The present study has several limitations. First, although the ROIs were carefully positioned to be in the same region between two corresponding images, possible differences in the ROI position may have a slight effect on the ADC values. Second, the location of the ROIs used to calculate the ADC value were not the same as the areas selected for liver biopsy. To overcome this limitation we intended to measure ADC values in segment 6 of the right liver lobe where the biopsy specimens were obtained. In this study, we preferred to use b values of 0, 100, 600 and 1,000 and measured the ADC values at the diffusion strengths between b 0–100, b 0600 and b 01,000. Measurement of ADC values by using multiple b values in different combinations increases the diagnostic accuracy of ADC values in biological tissues [19]. The ADC measurement at the diffusion gradients between b 100–600, b 100–1,000 and b 600–1,000 would be more helpful to understand the utility of ADC values in differentiation between CVH and normal liver parenchyma in our study. Measurement of ADC values with monoexponential function is another limitation of our study. The monoexponential method is a simple method of ADC measurement and widely available on most MRI scanners; however, it is influenced by micropapillary perfusion. The signal attenuation of body tissues on DWMRI manifests with biexponential behaviour [20]. Although monoexponential function has been used for ADC measurements in MRI workstations, the biexponential method has been widely accepted as a reliable method, and ADC values obtained with the biexponential method are more likely to represent diffusion properties of tissues in comparison to the monoexponential method. We used the monoexponential method for ADC measurements in our study since our MRI system workstation reveals ADC values automatically with the monoexponential function. As a last limitation, measurement of ADC values at high diffusion gradients such as the b 1,000 gradient may cause variable ADC values secondary to decreased signal-to-noise ratios in these gradients [11].

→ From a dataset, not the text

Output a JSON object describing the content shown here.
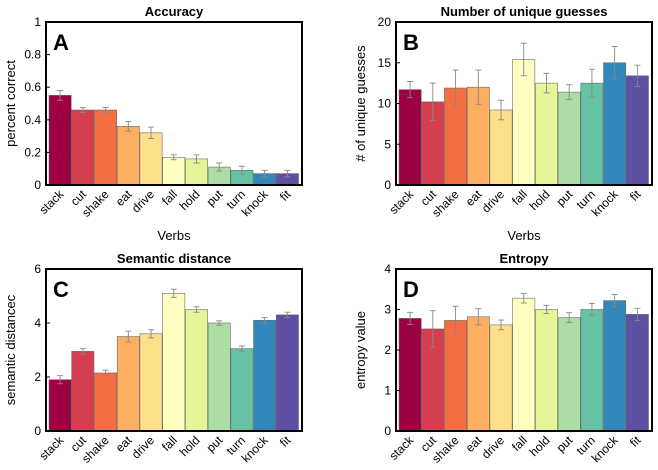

In conclusion, we found that the ADC values obtained at the b 100 and b 600 gradients can be used to distinguish between the liver parenchyma of CVH patients and healthy subjects. However, the ADC measurement was not found to be a useful tool for evaluating the degree of necroinflammation and fibrosis in CVH. Our findings support the results of previous studies that suggest that liver perfusion is a major cause for the decrease in ADC values in CVH.